Cardinal calls Christians to be like St. Mary Madalene on her feast day

Catholic News Service

VATICAN CITY — Christians are called to be like St. Mary Magdalene, who adored Christ upon finding him, an action that has somewhat lost its meaning in the church, said Cardinal Robert Sarah, prefect of the Vatican’s Congregation for Divine Worship and the Sacraments.

St. Mary Magdalene is depicted in a stained glass window in the Cathedral of the Holy Cross in Boston. Pope Francis has raised the memorial of St. Mary Magdalene to a feast that is celebrated July 22 on the church's liturgical calendar. (CNS photo/ Gregory L. Tracy, The Pilot)
St. Mary Magdalene is depicted in a stained glass window in the Cathedral of the Holy Cross in Boston. Pope Francis has raised the memorial of St. Mary Magdalene to a feast that is celebrated July 22 on the church’s liturgical calendar. (CNS photo/ Gregory L. Tracy, The Pilot)

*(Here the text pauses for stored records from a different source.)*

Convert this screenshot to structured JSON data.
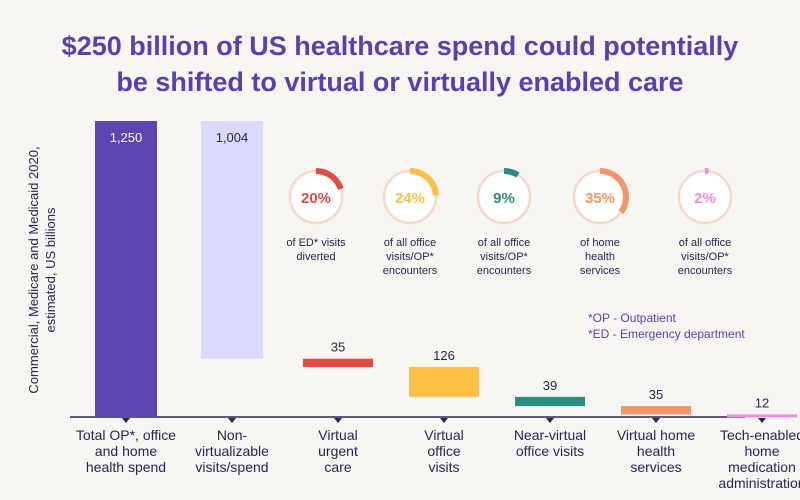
{
  "chart_data": {
    "type": "bar",
    "subtype": "waterfall",
    "title_lines": [
      "$250 billion of US healthcare spend could potentially",
      "be shifted to virtual or virtually enabled care"
    ],
    "ylabel_lines": [
      "Commercial, Medicare and Medicaid 2020,",
      "estimated, US billions"
    ],
    "ylim": [
      0,
      1250
    ],
    "categories": [
      [
        "Total OP*, office",
        "and home",
        "health spend"
      ],
      [
        "Non-",
        "virtualizable",
        "visits/spend"
      ],
      [
        "Virtual",
        "urgent",
        "care"
      ],
      [
        "Virtual",
        "office",
        "visits"
      ],
      [
        "Near-virtual",
        "office visits"
      ],
      [
        "Virtual home",
        "health",
        "services"
      ],
      [
        "Tech-enabled",
        "home",
        "medication",
        "administration"
      ]
    ],
    "values": [
      1250,
      1004,
      35,
      126,
      39,
      35,
      12
    ],
    "value_labels": [
      "1,250",
      "1,004",
      "35",
      "126",
      "39",
      "35",
      "12"
    ],
    "bar_roles": [
      "total",
      "decrease",
      "decrease",
      "decrease",
      "decrease",
      "decrease",
      "decrease"
    ],
    "colors": [
      "#5b46b2",
      "#dcdafc",
      "#e04a41",
      "#fbbf45",
      "#2e8c7e",
      "#f2956a",
      "#e98ce4"
    ],
    "shares": [
      {
        "percent": 20,
        "label_text": "20%",
        "caption": [
          "of ED* visits",
          "diverted"
        ],
        "color": "#e04a41"
      },
      {
        "percent": 24,
        "label_text": "24%",
        "caption": [
          "of all office",
          "visits/OP*",
          "encounters"
        ],
        "color": "#fbbf45"
      },
      {
        "percent": 9,
        "label_text": "9%",
        "caption": [
          "of all office",
          "visits/OP*",
          "encounters"
        ],
        "color": "#2e8c7e"
      },
      {
        "percent": 35,
        "label_text": "35%",
        "caption": [
          "of home",
          "health",
          "services"
        ],
        "color": "#f2956a"
      },
      {
        "percent": 2,
        "label_text": "2%",
        "caption": [
          "of all office",
          "visits/OP*",
          "encounters"
        ],
        "color": "#e98ce4"
      }
    ],
    "footnotes": [
      "*OP - Outpatient",
      "*ED - Emergency department"
    ],
    "grid": false,
    "legend": "none"
  }
}
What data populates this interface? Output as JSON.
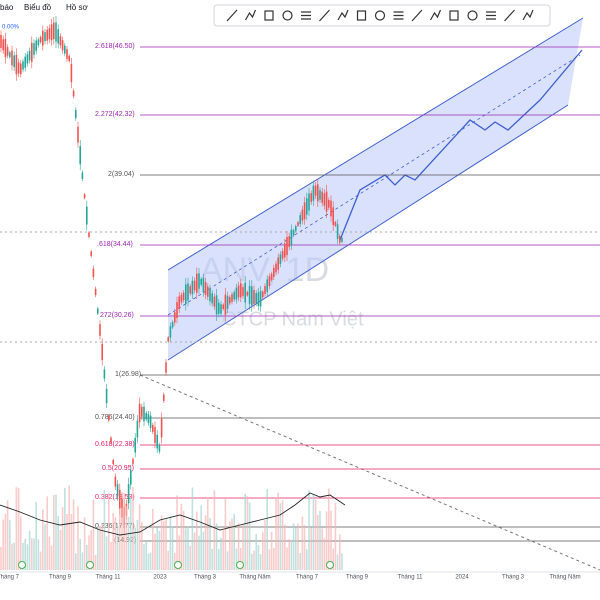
{
  "menu": [
    "báo",
    "Biểu đồ",
    "Hồ sơ"
  ],
  "percent_label": "0.00%",
  "fib_levels": [
    "2.618(46.50)",
    "2.272(42.32)",
    "2(39.04)",
    ".618(34.44)",
    "272(30.26)",
    "1(26.98)",
    "0.786(24.40)",
    "0.618(22.38)",
    "0.5(20.95)",
    "0.382(19.53)",
    "0.236(17.77)",
    "(14.92)"
  ],
  "watermark": {
    "symbol": "ANV, 1D",
    "company": "CTCP Nam Việt"
  },
  "time_axis": [
    "Tháng 7",
    "Tháng 9",
    "Tháng 11",
    "2023",
    "Tháng 3",
    "Tháng Năm",
    "Tháng 7",
    "Tháng 9",
    "Tháng 11",
    "2024",
    "Tháng 3",
    "Tháng Năm"
  ]
}
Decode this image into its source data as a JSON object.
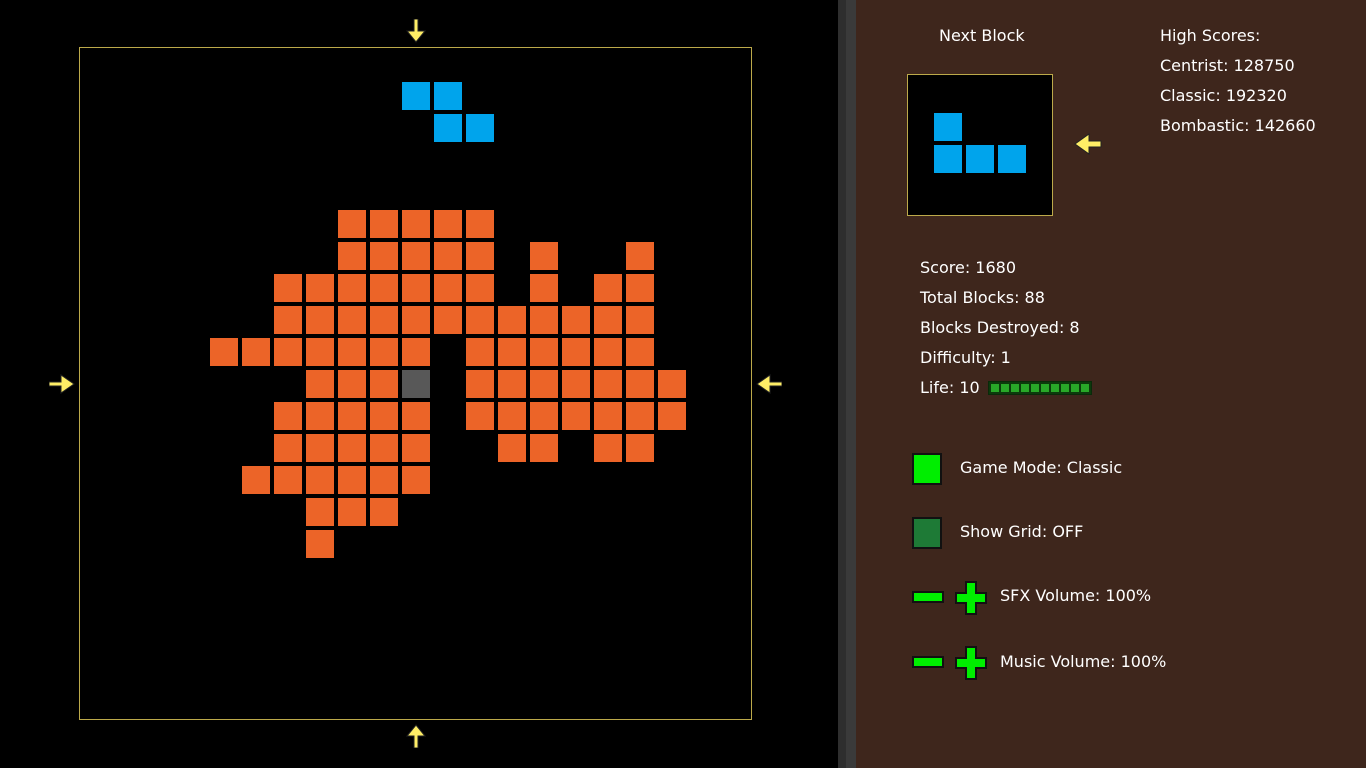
{
  "next_block": {
    "label": "Next Block"
  },
  "high_scores": {
    "heading": "High Scores:",
    "entries": [
      {
        "text": "Centrist: 128750"
      },
      {
        "text": "Classic: 192320"
      },
      {
        "text": "Bombastic: 142660"
      }
    ]
  },
  "stats": {
    "score": "Score: 1680",
    "total_blocks": "Total Blocks: 88",
    "blocks_destroyed": "Blocks Destroyed: 8",
    "difficulty": "Difficulty: 1",
    "life": "Life: 10",
    "life_value": 10,
    "life_max": 10
  },
  "settings": {
    "game_mode": "Game Mode: Classic",
    "show_grid": "Show Grid: OFF",
    "sfx_volume": "SFX Volume: 100%",
    "music_volume": "Music Volume: 100%"
  },
  "colors": {
    "orange_block": "#ec6428",
    "blue_block": "#00a4ec",
    "gray_block": "#585858",
    "arrow": "#ffee66",
    "toggle_on": "#00ee00",
    "toggle_off": "#1e7a36",
    "panel_bg": "#3e261c"
  }
}
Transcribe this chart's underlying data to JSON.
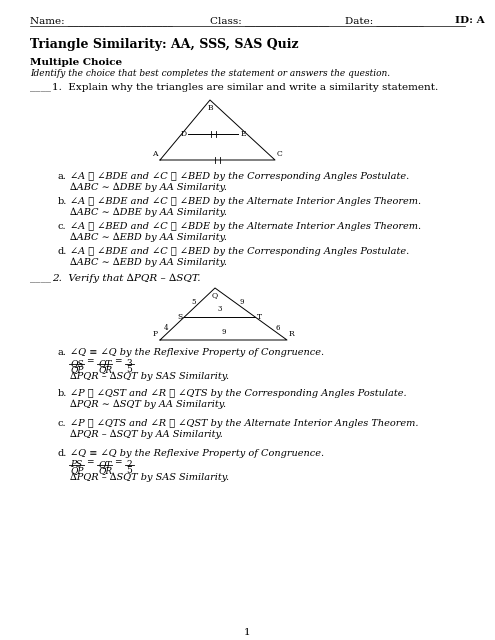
{
  "title": "Triangle Similarity: AA, SSS, SAS Quiz",
  "header_name": "Name: ___________________",
  "header_class": "Class: _______________",
  "header_date": "Date: _________",
  "header_id": "ID: A",
  "section": "Multiple Choice",
  "section_italic": "Identify the choice that best completes the statement or answers the question.",
  "q1_text": "1.  Explain why the triangles are similar and write a similarity statement.",
  "q2_text": "2.  Verify that ∆PQR – ∆SQT.",
  "ans1a1": "∠A ≅ ∠BDE and ∠C ≅ ∠BED by the Corresponding Angles Postulate.",
  "ans1a2": "∆ABC ∼ ∆DBE by AA Similarity.",
  "ans1b1": "∠A ≅ ∠BDE and ∠C ≅ ∠BED by the Alternate Interior Angles Theorem.",
  "ans1b2": "∆ABC ∼ ∆DBE by AA Similarity.",
  "ans1c1": "∠A ≅ ∠BED and ∠C ≅ ∠BDE by the Alternate Interior Angles Theorem.",
  "ans1c2": "∆ABC ∼ ∆EBD by AA Similarity.",
  "ans1d1": "∠A ≅ ∠BDE and ∠C ≅ ∠BED by the Corresponding Angles Postulate.",
  "ans1d2": "∆ABC ∼ ∆EBD by AA Similarity.",
  "ans2a1": "∠Q ≡ ∠Q by the Reflexive Property of Congruence.",
  "ans2a3": "∆PQR – ∆SQT by SAS Similarity.",
  "ans2b1": "∠P ≅ ∠QST and ∠R ≅ ∠QTS by the Corresponding Angles Postulate.",
  "ans2b2": "∆PQR ∼ ∆SQT by AA Similarity.",
  "ans2c1": "∠P ≅ ∠QTS and ∠R ≅ ∠QST by the Alternate Interior Angles Theorem.",
  "ans2c2": "∆PQR – ∆SQT by AA Similarity.",
  "ans2d1": "∠Q ≡ ∠Q by the Reflexive Property of Congruence.",
  "ans2d3": "∆PQR – ∆SQT by SAS Similarity.",
  "page_num": "1"
}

He said the July 22 feast of St. Mary Magdalene also serves as a reminder of the need to recuperate “the primacy of God and the primacy of adoration in the life of the church and in liturgical celebrations.”

“I believe, and I say so humbly, that we Christians perhaps have lost a bit the meaning of adoration. And we think: We go to church, we gather together like brothers, and it is good and beautiful. But the center is there where God is. And we adore God,” he wrote in an article published July 21 in the Vatican newspaper, L’Osservatore Romano.

Pope Francis raised the memorial of St. Mary Magdalene to a feast on the church’s liturgical calendar June 10 in a decree, “Apostolorum Apostola” (“Apostle of the Apostles”) which formalized the decision and was published by the Congregation for Divine Worship.

While most liturgical celebrations of individual saints during the year are known formally as memorials, those classified as feasts are reserved for important events in Christian history and for saints of particular significance, such as the Twelve Apostles.

As the first to announce Jesus’ resurrection to the apostles, Cardinal Sarah wrote, St. Mary Magdalene was “a witness of divine mercy,” and her feast day can help men and women deepen their roles as followers of Christ through adoration and mission.

Adoration, he continued, is what is most important and “not the songs or rites, as beautiful as they are.”

“What does it mean to adore God then? It means to learn to be with him, to stop in order to speak with him, to feel that his presence is the most true, the most good and the most important of all,” he wrote.

Citing St. John Paul II’s writings on the 25th anniversary of the Second Vatican Council’s Constitution on the Sacred Liturgy, “Sacrosanctum Concilium,” Cardinal Sarah highlighted the need “to give God the first place” in order to encounter Christ, his mercy and his love.

“Mary Magdalene is the first witness of this dual behavior: to adore Christ and to make him known,” he wrote. By centering “our lives on Christ and on his Gospel,” Cardinal Sarah said Christians can model themselves after the “apostle of the apostles” who “comes out of herself to go toward Christ through adoration and mission.”